Édouard mit du temps à digérer tout ça. Puis il finit par accepter la réalité. Et peu à peu, sa révolte intérieure s’apaisa. Il se sentait soulagé, libéré d’un fardeau énorme. Il redevenait lui-même, un simple être humain, sans ces stupides attentes qui l’avaient rendu obsédé, insensible à la beauté du quotidien. Il avait commencé à écrire pour lui seul. Ses idées venaient naturellement, ses doigts couraient sur le clavier jusqu’aux heures tardives de la nuit, et il s’étonnait d’être aussi inspiré sans faire d’efforts. Le début de son récit ressemblait à celui d’un roman, avec un personnage honnête et sincère, un maçon, dans un milieu ouvrier du fin fond du Borinage. Le style était direct, sans les tournures ampoulées — exquises! — dont il avait abusé dans son premier ouvrage.
Quand il eut retrouvé la sérénité, il se décida à revenir vers Consuela. Leur rencontre fut étrange. Tous deux paraissaient intimidés. Il n’attendit pas qu’elle ouvre la bouche pour tout lui avouer: ses mensonges, ses inventions quant à un ancêtre, le comte Alphonse de Fauvielle de Gramont, et la découverte du véritable, Mulubwa Ngoma, plus exotique mais moins illustre.
Elle se taisait, mais l’observait avec une attention soutenue. Elle n’était pas maquillée. Elle ne portait plus la robe extravagante qu’il lui avait connue, mais un jean et un t-shirt, sans aucun bijou. Son visage nu était encore plus attirant.
C’était l’été. L’endroit était calme: un parc avec quelques promeneurs et des enfants qui jouaient, les chants des oiseaux, un grand arbre à l’ombre apaisante. Un arbre… quel symbole! songea Édouard.
Enfin, elle parla:
— La gloire de nos aïeux, du patrimoine, d’une nation! Mais nous ne sommes plus à l’époque des rois! Je t’ai laissé t’enfoncer dans tes mensonges. Au début par simple… cruauté, oui. Ensuite parce je trouvais touchantes tes tentatives désespérées de te fabriquer une vie.
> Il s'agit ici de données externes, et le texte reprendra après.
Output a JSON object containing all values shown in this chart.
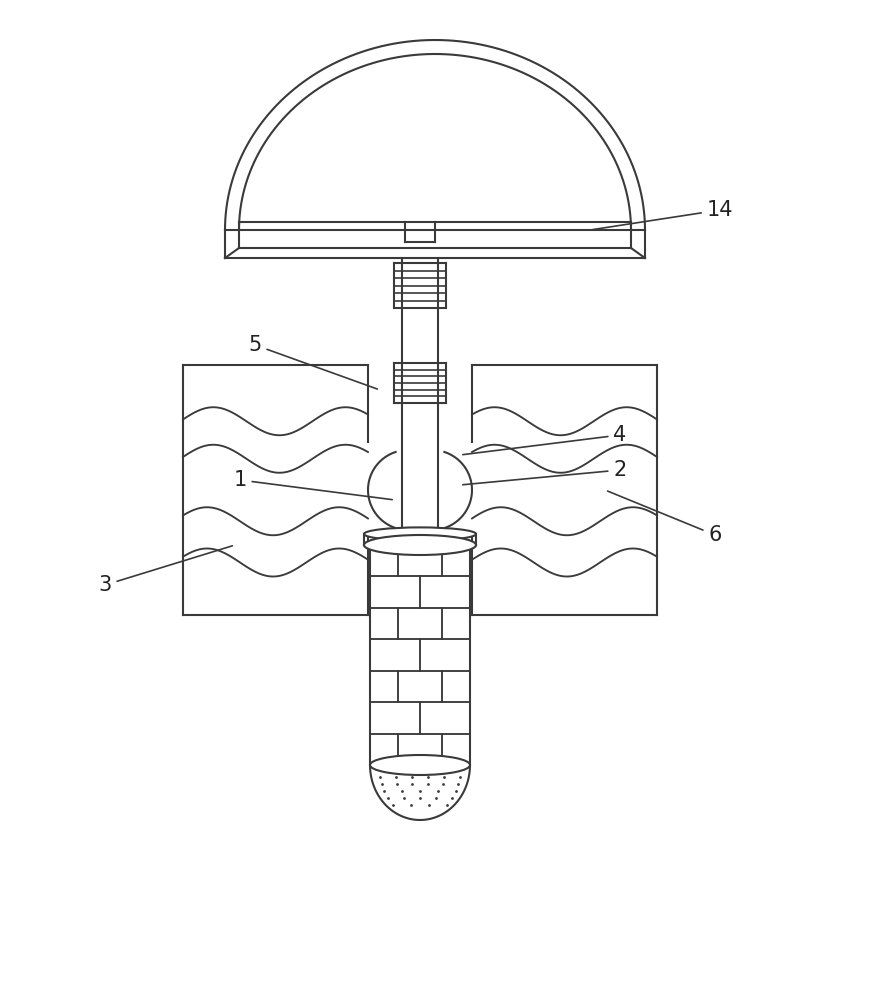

Édouard blêmit. Les paumes déjà moites, il essaya de contrôler sa respiration.
— Oh, je ne t’ai jamais cru avec tes grands discours, Édouard! s’écria-t-elle. Et comment as-tu pu gober un instant que je provenais d’une famille noble?
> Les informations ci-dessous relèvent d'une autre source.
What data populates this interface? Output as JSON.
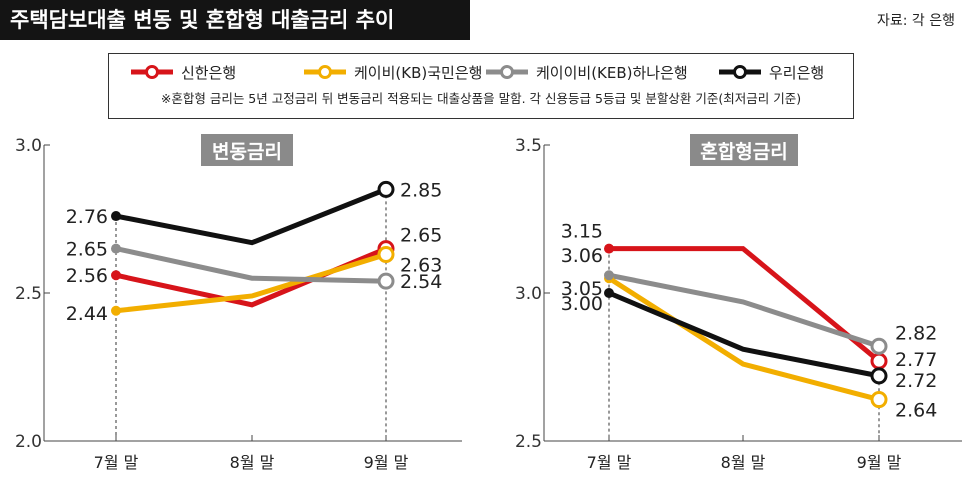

Il la regarda avec stupéfaction, troublé aussi par la soudaine fluidité des propos et la prononciation parfaite. Il voulut parler. Mais elle était en verve:
— Quand j’étais gosse, mes parents m’avaient inscrite à un cours de théâtre. Avec mes copines, on s’inventait des noms exotiques. Alors j’ai repris celui que j’utilisais. Consuela, ça sonne bien. Consuela Alcalá de Alameda Villanueva del Rocío y de la Santísima Trinidad. Je m’appelle Cathy Durant, Édouard, et je ne suis même pas espagnole. J’ai vécu un peu à Madrid, je peux imiter l’accent à la perfection. N’importe quel accent. El teatrrro, me encanta! Le théâtrrre, j’adorrre! s’écria-t-elle en roulant les “r” comme une diva.
Elle lança quelques phrases sans queue ni tête et, à chacune, elle prenait une intonation différente. À un moment, Édouard put croire qu’elle était une echte Vlaamse (une vraie Flamande), une Pékinoise ou une vieille Américaine fan de Trump, égarée quelque part en Europe.
— Alors, tu es toi et je suis moi? murmura-t-il. Nous sommes semblables, n’est-ce-pas?
— Et comment! répondit-elle avec un sourire enfantin qui adoucissait les traits de son visage.
Le soir même, ils firent l’amour. Enfin.
Et dire qu’il avait accompli tous ces efforts pour ingurgiter la langue espagnole. Autant apprendre le russe!